Menatap lurus ke 2 jalan setapak yang terhampar.
“Shenna, Anakku….Hukum sebab akibat
belum berakhir di sini. Semua
tindakan dan prilakumu sangat berpengaruh pada jalan setapak yang akan Bunda
lalui”
“Oh...!!
Aku terhenyak dalam tangis.
“Kau lihat roh yang tertatih tatih,
dengan tubuh penuh peluh nanah itu ? Ia tak pernah sekali pun berpindah pada
jalan setapak yang rimbun dan teduh, karena ia memilih bunuh diri untuk
mengakhiri hidupnya” Ujar Bunda. Aku kembali tergugu pilu. Masih hidupkah aku ??

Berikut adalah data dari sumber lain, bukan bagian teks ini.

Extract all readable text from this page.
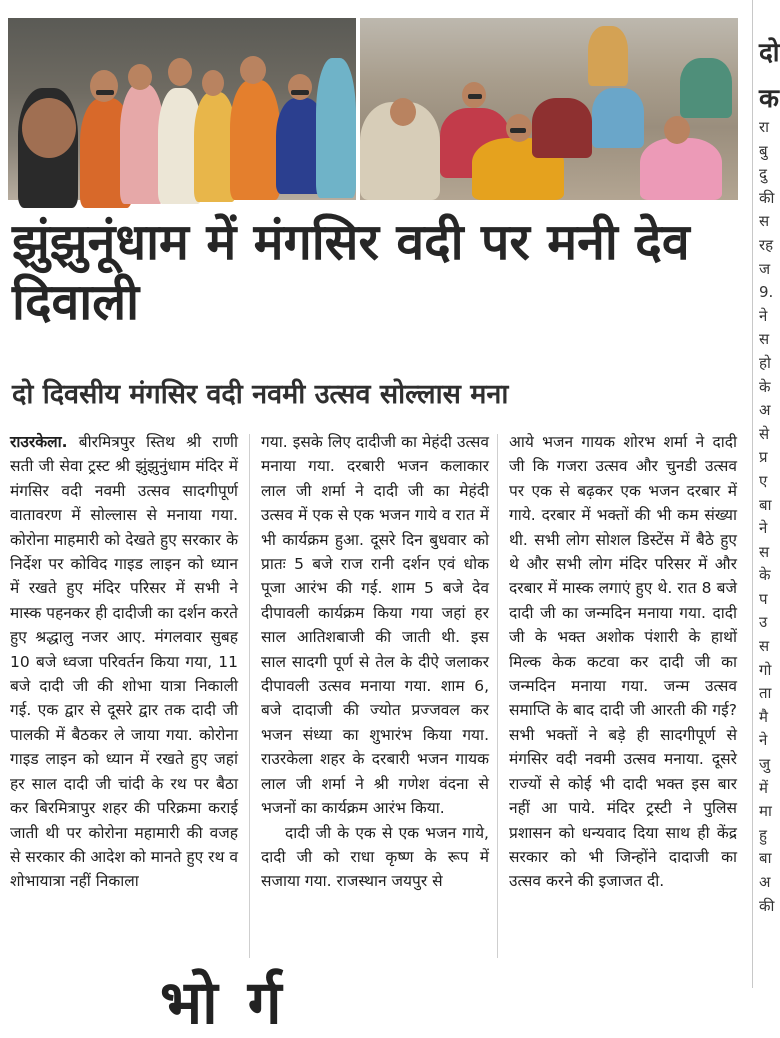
दो
क
रा
बु
दु
की
स
रह
ज
9.
ने
स
हो
के
अ
से
प्र
ए
बा
ने
स
के
प
उ
स
गो
ता
मै
ने
जु
में
मा
हु
बा
अ
की
झुंझुनूंधाम में मंगसिर वदी पर मनी देव दिवाली
दो दिवसीय मंगसिर वदी नवमी उत्सव सोल्लास मना

राउरकेला. बीरमित्रपुर स्तिथ श्री राणी सती जी सेवा ट्रस्ट श्री झुंझुनुंधाम मंदिर में मंगसिर वदी नवमी उत्सव सादगीपूर्ण वातावरण में सोल्लास से मनाया गया. कोरोना माहमारी को देखते हुए सरकार के निर्देश पर कोविद गाइड लाइन को ध्यान में रखते हुए मंदिर परिसर में सभी ने मास्क पहनकर ही दादीजी का दर्शन करते हुए श्रद्धालु नजर आए. मंगलवार सुबह 10 बजे ध्वजा परिवर्तन किया गया, 11 बजे दादी जी की शोभा यात्रा निकाली गई. एक द्वार से दूसरे द्वार तक दादी जी पालकी में बैठकर ले जाया गया. कोरोना गाइड लाइन को ध्यान में रखते हुए जहां हर साल दादी जी चांदी के रथ पर बैठा कर बिरमित्रापुर शहर की परिक्रमा कराई जाती थी पर कोरोना महामारी की वजह से सरकार की आदेश को मानते हुए रथ व शोभायात्रा नहीं निकाला

गया. इसके लिए दादीजी का मेहंदी उत्सव मनाया गया. दरबारी भजन कलाकार लाल जी शर्मा ने दादी जी का मेहंदी उत्सव में एक से एक भजन गाये व रात में भी कार्यक्रम हुआ. दूसरे दिन बुधवार को प्रातः 5 बजे राज रानी दर्शन एवं धोक पूजा आरंभ की गई. शाम 5 बजे देव दीपावली कार्यक्रम किया गया जहां हर साल आतिशबाजी की जाती थी. इस साल सादगी पूर्ण से तेल के दीऐ जलाकर दीपावली उत्सव मनाया गया. शाम 6, बजे दादाजी की ज्योत प्रज्जवल कर भजन संध्या का शुभारंभ किया गया. राउरकेला शहर के दरबारी भजन गायक लाल जी शर्मा ने श्री गणेश वंदना से भजनों का कार्यक्रम आरंभ किया.

दादी जी के एक से एक भजन गाये, दादी जी को राधा कृष्ण के रूप में सजाया गया. राजस्थान जयपुर से

आये भजन गायक शोरभ शर्मा ने दादी जी कि गजरा उत्सव और चुनडी उत्सव पर एक से बढ़कर एक भजन दरबार में गाये. दरबार में भक्तों की भी कम संख्या थी. सभी लोग सोशल डिस्टेंस में बैठे हुए थे और सभी लोग मंदिर परिसर में और दरबार में मास्क लगाएं हुए थे. रात 8 बजे दादी जी का जन्मदिन मनाया गया. दादी जी के भक्त अशोक पंशारी के हाथों मिल्क केक कटवा कर दादी जी का जन्मदिन मनाया गया. जन्म उत्सव समाप्ति के बाद दादी जी आरती की गई? सभी भक्तों ने बड़े ही सादगीपूर्ण से मंगसिर वदी नवमी उत्सव मनाया. दूसरे राज्यों से कोई भी दादी भक्त इस बार नहीं आ पाये. मंदिर ट्रस्टी ने पुलिस प्रशासन को धन्यवाद दिया साथ ही केंद्र सरकार को भी जिन्होंने दादाजी का उत्सव करने की इजाजत दी.

भोर्ग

Apakah racun serangga itu bekerja
dengan baik dan mengantarku pada alam ini ?? Tiba tiba aku sangat
ketakutan. Jalan setapak itu tak hanya
berkerikil, tapi berduri dan penuh penyiksaan yang luar biasa.
“Jangan
bunuh diri, Anakku....Kau akan selamanya berpisah jalan setapak menuju surga,
jika jalan itu yang kau pilih. Akan tiba masanya, dimana kita berjalan
bersisian untuk menuju sesuatu yang murni dan abadi”
“Ampuni
aku Bunda..! Apa yang harus kulakukan agar Bunda tetap berada pada jalan
setapak rimbun dan teduh itu ?” Tanyaku masih dalam tangis. Kembali ia
tersenyum.
“Doa
dan prilaku baikmu, Sayangku. Bunda akan senantiasa menantimu di jalan setapak
menuju surgawi”
“Oh...!”
Aku mendekat ingin memeluknya. Tapi angin kencang tiba tiba bertiup, menghempas
tubuh Bunda dan menghilang tanpa bekas dari pandanganku. Tubuhku pun menggigil, perutku mual dan mataku
mendadak panas. Aku mengenali suara Ayah yang berteriak memanggil namaku. Shen
– Kakakku dan beberapa orang keluarga dekat.
“Shenna...Shenna
! Bangun Nak...!
“Oh..Syukurlah,
racunnya bisa di netralisir!”
“Shenna
masih hidup ! Oh, terima kasih Tuhan !
Suara suara itu masih berseliweran di benakku. Mataku
masih tertutup. Wajah Bunda dan 2 jalan setapak itu tak lagi terlihat. Dan aku
menyesali tindakan bodoh ini sekaligus mensyukuri kesempatan kedua untuk tiba
saatnya nanti, bagiku menapaki jalan
setapak menuju surga bersama Bundaku.